Model calls the wrong tool because two tools have overlapping descriptions
Why: when two tools solve similar problems (e.g., search_documents and search_knowledge_base), the model chooses between them based on description wording; ambiguous or redundant descriptions cause the wrong tool to be selected on ~20-40% of calls.
Detect: tool call logs show alternating selection between two similar tools for the same query type; the "wrong" tool is called and returns irrelevant results.
Fix: add explicit disambiguation to both descriptions ("Do not use for X — use tool_b instead"); or merge redundant tools into one with a source enum parameter.

Model passes a free-form string for a categorical field instead of a valid enum value
Why: without an enum constraint, the model generates plausible-sounding but non-canonical values ("Active", "in progress", "OPEN" for a status field); your code does a strict equality check and fails.
Detect: tool execution errors show unrecognised values for status/type/category fields; the error pattern is inconsistent across runs.
Fix: always add "enum": [...] to categorical string fields; the model will only select from the provided values.

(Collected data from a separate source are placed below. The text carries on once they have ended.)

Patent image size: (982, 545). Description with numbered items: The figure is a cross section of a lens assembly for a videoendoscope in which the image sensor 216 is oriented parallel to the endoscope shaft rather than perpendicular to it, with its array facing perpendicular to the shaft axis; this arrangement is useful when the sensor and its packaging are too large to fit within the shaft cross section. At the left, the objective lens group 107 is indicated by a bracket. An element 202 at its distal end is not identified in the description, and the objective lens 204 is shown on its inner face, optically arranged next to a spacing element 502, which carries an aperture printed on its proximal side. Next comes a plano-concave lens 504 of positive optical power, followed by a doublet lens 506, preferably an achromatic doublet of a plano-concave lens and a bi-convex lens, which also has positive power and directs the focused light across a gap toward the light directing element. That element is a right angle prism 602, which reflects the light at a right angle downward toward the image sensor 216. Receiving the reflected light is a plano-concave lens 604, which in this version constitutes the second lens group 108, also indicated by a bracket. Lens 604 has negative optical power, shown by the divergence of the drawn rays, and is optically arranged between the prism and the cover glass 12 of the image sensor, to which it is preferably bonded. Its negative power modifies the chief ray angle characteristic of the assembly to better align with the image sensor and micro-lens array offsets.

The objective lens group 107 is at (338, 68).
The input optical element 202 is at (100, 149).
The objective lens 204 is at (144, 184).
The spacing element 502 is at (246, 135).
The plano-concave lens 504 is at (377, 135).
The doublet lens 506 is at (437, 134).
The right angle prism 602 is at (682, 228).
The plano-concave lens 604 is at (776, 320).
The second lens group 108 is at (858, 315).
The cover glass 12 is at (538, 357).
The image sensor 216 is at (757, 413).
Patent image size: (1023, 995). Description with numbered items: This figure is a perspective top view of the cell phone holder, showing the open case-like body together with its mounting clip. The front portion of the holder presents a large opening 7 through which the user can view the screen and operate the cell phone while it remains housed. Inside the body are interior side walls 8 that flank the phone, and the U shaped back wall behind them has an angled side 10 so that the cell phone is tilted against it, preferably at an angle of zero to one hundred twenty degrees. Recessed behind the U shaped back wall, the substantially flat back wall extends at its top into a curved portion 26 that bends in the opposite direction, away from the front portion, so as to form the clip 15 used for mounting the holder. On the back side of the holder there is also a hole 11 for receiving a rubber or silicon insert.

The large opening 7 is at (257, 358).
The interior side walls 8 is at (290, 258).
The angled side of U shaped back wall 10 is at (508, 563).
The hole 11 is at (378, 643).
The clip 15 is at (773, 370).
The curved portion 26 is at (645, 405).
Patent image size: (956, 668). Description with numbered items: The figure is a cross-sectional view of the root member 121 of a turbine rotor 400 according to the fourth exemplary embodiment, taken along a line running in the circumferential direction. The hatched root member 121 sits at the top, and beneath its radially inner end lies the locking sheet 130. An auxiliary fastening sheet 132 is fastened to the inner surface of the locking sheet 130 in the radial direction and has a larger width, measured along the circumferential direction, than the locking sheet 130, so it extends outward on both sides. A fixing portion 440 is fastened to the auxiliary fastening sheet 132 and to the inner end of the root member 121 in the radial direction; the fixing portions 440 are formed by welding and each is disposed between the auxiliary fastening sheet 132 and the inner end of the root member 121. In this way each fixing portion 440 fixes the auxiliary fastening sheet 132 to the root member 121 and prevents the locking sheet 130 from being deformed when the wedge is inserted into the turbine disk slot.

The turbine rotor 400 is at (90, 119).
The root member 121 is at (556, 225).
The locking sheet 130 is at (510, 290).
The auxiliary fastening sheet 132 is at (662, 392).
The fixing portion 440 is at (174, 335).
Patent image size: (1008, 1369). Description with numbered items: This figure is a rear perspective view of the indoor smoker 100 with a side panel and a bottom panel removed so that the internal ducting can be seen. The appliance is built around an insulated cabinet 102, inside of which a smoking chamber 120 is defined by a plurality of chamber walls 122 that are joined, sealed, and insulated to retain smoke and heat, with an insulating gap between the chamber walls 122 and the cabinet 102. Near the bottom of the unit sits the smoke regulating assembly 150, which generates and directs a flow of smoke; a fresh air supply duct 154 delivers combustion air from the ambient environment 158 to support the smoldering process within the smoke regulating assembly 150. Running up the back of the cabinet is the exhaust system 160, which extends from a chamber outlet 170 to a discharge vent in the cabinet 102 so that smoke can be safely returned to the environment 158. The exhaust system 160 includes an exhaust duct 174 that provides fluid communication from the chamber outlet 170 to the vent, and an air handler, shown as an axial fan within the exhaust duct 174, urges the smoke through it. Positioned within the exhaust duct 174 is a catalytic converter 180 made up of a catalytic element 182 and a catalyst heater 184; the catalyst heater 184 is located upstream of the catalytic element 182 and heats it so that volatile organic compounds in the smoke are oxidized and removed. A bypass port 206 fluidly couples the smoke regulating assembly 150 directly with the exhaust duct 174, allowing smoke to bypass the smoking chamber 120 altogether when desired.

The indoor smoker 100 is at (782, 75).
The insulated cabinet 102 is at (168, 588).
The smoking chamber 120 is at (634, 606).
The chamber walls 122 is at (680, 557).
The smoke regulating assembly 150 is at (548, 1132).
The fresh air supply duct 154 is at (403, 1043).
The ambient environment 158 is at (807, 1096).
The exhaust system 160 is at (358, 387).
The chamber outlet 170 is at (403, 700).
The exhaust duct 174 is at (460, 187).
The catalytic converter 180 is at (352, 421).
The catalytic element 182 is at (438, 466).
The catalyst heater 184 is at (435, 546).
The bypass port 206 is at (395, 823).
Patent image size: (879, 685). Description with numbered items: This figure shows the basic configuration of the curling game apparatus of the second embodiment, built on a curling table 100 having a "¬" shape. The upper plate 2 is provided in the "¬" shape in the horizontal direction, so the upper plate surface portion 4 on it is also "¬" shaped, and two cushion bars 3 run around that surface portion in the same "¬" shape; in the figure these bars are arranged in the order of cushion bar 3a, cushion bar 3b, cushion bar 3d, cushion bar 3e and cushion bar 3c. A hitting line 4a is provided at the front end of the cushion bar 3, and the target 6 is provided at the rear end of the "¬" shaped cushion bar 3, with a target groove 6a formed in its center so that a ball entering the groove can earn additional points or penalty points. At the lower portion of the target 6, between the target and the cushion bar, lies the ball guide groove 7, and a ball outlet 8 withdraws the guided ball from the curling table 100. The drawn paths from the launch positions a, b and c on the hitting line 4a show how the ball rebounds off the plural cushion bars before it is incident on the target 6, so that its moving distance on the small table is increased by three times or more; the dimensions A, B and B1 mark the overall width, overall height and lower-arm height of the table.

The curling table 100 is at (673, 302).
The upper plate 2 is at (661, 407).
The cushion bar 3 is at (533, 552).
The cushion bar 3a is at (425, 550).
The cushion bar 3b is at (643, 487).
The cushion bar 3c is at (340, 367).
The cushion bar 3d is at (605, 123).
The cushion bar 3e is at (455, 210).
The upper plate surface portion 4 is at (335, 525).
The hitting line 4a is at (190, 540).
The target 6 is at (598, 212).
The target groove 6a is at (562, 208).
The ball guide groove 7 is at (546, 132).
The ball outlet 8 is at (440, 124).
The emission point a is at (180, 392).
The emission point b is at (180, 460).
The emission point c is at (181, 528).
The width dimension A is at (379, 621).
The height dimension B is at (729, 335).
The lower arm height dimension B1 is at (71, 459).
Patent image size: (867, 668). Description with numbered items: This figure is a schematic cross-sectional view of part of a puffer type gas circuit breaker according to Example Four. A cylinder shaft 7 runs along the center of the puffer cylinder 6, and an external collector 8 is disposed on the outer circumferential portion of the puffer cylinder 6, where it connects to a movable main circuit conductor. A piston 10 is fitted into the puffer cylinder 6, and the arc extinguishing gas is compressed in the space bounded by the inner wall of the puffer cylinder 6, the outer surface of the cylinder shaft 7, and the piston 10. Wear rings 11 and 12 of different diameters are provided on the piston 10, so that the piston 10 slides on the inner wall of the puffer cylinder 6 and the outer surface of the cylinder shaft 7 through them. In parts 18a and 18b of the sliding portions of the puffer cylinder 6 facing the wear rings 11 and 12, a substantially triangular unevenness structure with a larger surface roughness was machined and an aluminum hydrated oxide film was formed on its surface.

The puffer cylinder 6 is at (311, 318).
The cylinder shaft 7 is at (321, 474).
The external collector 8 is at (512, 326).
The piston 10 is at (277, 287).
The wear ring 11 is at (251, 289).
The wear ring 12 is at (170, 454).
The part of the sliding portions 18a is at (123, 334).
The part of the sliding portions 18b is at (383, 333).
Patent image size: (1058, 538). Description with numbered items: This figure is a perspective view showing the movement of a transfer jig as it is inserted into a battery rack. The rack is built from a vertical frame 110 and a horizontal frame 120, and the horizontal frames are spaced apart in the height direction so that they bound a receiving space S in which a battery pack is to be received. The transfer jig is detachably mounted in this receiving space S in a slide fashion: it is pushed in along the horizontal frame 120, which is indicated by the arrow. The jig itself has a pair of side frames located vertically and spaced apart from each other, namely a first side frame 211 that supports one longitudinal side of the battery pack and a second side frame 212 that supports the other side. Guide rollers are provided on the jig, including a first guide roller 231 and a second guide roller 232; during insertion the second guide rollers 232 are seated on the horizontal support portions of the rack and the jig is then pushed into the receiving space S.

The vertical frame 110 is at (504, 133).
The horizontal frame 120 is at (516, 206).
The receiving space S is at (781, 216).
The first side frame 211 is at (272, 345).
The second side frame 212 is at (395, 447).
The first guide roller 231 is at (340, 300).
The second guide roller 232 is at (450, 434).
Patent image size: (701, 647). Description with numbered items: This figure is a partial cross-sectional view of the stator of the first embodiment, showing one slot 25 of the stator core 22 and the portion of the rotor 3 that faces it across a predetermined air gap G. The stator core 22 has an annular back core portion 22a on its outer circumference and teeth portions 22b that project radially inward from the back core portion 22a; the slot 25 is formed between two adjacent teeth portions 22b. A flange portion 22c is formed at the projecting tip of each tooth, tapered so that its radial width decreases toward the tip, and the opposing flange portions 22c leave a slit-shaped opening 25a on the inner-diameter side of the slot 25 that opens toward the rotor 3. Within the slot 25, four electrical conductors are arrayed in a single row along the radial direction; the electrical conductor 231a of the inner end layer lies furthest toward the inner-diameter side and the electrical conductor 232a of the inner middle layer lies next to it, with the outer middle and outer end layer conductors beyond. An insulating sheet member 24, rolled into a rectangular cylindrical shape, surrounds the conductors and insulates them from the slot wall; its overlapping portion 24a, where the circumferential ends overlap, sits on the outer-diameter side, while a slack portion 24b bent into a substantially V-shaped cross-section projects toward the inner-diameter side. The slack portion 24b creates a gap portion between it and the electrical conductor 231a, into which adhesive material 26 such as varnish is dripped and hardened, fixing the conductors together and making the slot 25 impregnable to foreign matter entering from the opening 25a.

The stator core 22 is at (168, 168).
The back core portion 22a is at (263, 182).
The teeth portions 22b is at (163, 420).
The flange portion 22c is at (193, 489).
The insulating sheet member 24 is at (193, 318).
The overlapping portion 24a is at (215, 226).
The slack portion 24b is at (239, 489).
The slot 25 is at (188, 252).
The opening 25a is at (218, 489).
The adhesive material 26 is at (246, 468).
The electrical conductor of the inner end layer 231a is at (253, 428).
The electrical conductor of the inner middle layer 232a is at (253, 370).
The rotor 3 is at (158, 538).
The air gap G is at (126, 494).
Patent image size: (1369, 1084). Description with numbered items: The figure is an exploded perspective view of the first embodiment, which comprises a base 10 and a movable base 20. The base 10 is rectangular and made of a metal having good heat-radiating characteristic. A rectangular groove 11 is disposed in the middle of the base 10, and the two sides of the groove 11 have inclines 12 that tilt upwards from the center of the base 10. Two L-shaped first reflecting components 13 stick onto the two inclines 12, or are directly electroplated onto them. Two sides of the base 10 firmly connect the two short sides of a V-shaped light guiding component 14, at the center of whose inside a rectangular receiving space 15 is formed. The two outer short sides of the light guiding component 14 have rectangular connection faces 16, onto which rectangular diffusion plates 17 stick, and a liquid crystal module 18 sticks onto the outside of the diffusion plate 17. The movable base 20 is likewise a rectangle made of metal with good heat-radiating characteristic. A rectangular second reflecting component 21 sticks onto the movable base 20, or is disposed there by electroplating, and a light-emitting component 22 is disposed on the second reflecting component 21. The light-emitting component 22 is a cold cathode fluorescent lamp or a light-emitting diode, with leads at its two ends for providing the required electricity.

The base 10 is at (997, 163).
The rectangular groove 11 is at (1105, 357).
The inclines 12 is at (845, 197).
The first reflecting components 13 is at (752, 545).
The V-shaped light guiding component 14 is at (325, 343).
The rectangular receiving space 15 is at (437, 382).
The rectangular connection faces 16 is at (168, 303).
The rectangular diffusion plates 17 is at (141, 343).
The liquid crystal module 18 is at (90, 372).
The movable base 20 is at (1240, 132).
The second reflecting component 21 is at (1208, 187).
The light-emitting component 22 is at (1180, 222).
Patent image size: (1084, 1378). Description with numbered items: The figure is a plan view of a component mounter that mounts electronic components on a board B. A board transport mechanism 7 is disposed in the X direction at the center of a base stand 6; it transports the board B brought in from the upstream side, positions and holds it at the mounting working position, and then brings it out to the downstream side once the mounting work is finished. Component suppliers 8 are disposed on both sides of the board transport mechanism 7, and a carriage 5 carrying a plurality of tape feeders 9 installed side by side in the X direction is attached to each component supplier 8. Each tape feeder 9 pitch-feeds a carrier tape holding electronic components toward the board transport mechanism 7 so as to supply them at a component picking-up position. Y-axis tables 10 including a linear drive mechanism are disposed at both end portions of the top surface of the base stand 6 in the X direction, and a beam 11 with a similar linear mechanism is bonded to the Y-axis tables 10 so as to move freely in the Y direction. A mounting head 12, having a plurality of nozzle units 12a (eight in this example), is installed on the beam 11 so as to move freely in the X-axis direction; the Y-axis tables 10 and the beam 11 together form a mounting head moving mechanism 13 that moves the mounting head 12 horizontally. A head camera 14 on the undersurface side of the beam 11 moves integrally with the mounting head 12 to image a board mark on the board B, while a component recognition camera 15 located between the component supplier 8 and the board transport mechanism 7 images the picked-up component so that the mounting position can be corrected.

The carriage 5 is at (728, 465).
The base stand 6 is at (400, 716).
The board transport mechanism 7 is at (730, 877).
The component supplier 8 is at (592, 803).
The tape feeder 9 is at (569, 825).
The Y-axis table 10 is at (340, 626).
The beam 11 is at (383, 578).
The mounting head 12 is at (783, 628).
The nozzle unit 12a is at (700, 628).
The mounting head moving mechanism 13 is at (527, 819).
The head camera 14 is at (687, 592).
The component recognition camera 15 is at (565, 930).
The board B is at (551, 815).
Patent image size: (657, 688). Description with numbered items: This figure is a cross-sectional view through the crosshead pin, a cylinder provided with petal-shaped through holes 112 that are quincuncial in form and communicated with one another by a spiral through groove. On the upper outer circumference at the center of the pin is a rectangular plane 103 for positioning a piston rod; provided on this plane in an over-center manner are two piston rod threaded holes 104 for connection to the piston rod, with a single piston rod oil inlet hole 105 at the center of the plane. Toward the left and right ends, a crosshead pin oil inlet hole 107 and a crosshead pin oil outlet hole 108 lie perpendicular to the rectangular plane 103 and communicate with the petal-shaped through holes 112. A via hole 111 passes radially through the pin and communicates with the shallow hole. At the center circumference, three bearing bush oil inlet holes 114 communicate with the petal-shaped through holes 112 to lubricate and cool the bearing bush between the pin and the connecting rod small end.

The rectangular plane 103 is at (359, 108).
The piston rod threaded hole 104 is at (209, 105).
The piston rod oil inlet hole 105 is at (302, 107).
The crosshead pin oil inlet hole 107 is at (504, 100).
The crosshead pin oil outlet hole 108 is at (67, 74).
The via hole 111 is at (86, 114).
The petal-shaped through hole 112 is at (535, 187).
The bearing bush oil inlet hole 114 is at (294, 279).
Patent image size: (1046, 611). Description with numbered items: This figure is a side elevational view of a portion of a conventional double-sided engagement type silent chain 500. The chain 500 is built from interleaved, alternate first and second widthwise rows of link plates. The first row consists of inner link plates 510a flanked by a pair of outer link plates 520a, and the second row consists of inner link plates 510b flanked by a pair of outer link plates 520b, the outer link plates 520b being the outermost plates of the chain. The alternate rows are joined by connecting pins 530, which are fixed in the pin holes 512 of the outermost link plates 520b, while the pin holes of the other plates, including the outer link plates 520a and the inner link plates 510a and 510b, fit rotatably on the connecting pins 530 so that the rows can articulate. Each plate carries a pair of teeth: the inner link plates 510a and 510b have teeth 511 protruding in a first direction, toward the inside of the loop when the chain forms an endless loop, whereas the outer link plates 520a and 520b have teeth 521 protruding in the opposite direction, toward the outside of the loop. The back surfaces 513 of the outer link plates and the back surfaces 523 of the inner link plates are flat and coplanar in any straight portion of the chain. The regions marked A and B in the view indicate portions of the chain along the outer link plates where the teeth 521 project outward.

Tool returns a 500 error and the model retries indefinitely without escalating to the user
Why: the model's default behaviour on tool errors is to retry with slightly different arguments or rephrase; if the tool returns an error in an exception (not a structured {"success": false} dict), the model may loop instead of reporting failure.
Detect: agent traces show 5+ consecutive calls to the same tool with similar arguments; the trace runs for an unusually long time.
Fix: always return structured error responses from tools; add a retry counter in the agent loop and surface the error to the user after N failed attempts.

Optional parameter with no default causes the model to hallucinate a plausible value
Why: if an optional parameter has no default and no example, the model infers a value; for fields like start_date or limit, it may pick a value that seems reasonable but is wrong for the use case.
Detect: tool results are unexpectedly filtered or truncated; adding logging shows the optional parameter was set to a non-null value the user never specified.
Fix: set sensible "default" values on all optional parameters and document them in the field description; if there is no safe default, make the field required.

Tool result is too large for the context window, causing a mid-generation truncation error
Why: a search tool returning full document content can exceed the remaining context window if the model is already mid-conversation; the model either errors or silently truncates the tool result.
Detect: tool calls succeed but the model's response refers to only the first portion of the results; error logs show context length exceeded.
Fix: truncate tool results at a safe character limit before returning them (e.g., content[:2000] per result); use a max_results parameter so the model can request fewer items when context is tight.

Connections

• protocols/mcp — MCP tool schema specification and inputSchema format
• agents/react-pattern — the ReAct loop that drives tool calling
• security/prompt-injection — tool descriptions and results as injection vectors
• agents/multi-agent-patterns — tool routing in multi-agent systems

Open Questions

• Is there a principled way to measure tool schema quality before testing with the model, analogous to linting?
• At what exact tool count does model performance degrade — is 20 a real threshold or a rough heuristic?
• Do different frontier models (Claude vs GPT-4o vs Gemini) have meaningfully different tool schema preferences?